Public Company CEOs Should Not Feed the AI Hype

One lesson I’ve learned over the past 28 years in the Capital Markets is that companies should not feed into hype in order to bolster their Enterprise Value.

Rather than feed into hype, CEOs and management teams ought to focus on driving the business and educating investors. The average institutional investor does not understand the nuances nor operational challenges associated with deploying advanced automation capabilities (AI, ML, NLP, LLMs, predictive analytics, etc.), within the enterprise. I don’t say this to be insulting, but rather because it is true. The average buysider’s coverage is too broad which makes it difficult to become expert in any one area (blame industry economics which have spread buyside and sellside resources thin).

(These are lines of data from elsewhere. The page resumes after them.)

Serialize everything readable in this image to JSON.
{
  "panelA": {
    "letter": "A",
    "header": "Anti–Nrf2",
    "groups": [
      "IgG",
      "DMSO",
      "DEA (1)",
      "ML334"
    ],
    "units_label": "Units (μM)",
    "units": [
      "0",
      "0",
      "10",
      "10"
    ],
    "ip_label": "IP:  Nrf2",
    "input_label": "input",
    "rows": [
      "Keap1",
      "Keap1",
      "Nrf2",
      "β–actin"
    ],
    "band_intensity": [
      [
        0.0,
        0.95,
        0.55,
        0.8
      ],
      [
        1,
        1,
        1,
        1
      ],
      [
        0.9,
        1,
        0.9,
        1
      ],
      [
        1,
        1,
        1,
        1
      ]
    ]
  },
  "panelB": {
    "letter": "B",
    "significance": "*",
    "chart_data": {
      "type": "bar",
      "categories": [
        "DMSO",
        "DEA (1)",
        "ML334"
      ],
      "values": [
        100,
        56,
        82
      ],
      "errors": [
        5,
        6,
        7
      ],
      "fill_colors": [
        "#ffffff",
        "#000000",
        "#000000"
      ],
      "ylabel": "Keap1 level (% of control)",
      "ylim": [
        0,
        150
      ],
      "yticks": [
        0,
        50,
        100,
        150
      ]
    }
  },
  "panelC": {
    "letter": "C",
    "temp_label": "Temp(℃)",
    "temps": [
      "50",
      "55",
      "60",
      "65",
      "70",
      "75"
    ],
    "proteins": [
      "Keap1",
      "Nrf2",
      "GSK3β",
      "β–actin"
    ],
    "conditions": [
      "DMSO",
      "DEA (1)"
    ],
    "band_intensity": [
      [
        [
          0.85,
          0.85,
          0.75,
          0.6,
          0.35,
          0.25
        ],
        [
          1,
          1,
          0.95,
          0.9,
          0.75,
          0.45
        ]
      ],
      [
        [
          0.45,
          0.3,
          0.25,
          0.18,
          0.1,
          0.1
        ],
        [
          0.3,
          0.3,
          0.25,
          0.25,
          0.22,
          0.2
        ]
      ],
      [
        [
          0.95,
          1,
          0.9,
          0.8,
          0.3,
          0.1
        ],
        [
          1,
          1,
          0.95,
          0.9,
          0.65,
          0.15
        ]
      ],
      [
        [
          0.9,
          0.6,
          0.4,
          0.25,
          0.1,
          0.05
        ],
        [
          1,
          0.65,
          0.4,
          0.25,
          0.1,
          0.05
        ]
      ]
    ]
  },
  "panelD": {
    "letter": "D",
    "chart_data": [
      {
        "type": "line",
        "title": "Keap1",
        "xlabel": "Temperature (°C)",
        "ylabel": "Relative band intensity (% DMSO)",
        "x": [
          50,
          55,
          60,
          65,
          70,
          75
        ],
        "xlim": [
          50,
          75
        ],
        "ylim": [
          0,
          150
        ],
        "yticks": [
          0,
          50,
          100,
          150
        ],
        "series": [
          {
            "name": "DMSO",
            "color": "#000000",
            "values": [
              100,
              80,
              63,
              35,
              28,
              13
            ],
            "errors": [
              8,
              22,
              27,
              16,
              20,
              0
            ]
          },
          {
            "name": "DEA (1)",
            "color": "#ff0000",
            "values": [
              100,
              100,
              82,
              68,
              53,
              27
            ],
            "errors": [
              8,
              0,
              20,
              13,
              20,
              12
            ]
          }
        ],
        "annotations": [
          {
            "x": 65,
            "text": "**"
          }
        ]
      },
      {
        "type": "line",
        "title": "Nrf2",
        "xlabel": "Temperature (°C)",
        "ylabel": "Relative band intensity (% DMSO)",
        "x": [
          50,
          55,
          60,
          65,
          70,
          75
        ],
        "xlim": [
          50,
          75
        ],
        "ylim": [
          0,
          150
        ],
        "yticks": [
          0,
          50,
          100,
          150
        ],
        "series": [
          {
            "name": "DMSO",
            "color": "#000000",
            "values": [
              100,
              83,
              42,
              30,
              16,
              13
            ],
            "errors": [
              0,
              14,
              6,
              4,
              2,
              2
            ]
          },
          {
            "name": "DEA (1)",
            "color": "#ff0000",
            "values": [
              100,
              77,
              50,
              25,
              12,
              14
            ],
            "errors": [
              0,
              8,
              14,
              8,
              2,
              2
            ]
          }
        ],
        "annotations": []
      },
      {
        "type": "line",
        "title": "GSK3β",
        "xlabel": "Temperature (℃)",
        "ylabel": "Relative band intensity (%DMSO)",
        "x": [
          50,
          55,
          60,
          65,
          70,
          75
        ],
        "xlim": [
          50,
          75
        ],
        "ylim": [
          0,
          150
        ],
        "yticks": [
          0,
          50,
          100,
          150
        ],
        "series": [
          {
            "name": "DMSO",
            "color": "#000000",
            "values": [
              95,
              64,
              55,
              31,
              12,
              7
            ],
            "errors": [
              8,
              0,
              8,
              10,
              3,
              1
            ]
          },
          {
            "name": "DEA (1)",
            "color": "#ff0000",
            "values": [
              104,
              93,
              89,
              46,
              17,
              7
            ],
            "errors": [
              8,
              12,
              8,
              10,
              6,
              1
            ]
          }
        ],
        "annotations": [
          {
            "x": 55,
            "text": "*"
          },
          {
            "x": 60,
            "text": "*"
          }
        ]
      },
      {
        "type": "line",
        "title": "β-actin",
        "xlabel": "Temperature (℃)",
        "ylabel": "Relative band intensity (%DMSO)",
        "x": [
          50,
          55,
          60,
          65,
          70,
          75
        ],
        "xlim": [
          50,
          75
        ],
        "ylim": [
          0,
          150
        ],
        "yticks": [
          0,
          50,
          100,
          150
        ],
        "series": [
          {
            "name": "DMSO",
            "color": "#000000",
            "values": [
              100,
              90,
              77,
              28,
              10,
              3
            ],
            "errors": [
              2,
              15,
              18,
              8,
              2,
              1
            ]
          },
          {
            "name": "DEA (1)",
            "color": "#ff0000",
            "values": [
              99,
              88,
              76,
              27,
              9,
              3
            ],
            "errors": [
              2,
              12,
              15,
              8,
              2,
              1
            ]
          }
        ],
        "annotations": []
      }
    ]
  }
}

CEOs and CFOs need to do a better job of educating investors as it relates to fast-moving, complex technologies. Rather than feed into the hype (Tom Siebel at C3.ai for example), public company CEOs ought to under-promise and over-deliver versus investor expectations for Revenue and Earnings. Focus on driving results. Focus on employees. As it relates to investors, help them understand your business beyond the investor deck and earnings calls. Help them understand the “AI” landscape, the related technology stack beyond your company, where your company fits and most importantly – explain what your competitive advantages are and how you plan to defend them. This approach will build investor trust.

When investors ultimately figure out that AI growth is not what they imagined (they probably will do so by the end of this year or early next), they will not shoot your company first and ask questions later if your company is one that was honest, transparent and helpful to their learnings. Hype jobs like Tom Siebel’s C3.ai who only strive to obfuscate will eventually be ferreted out and discarded by investors. Rightfully so.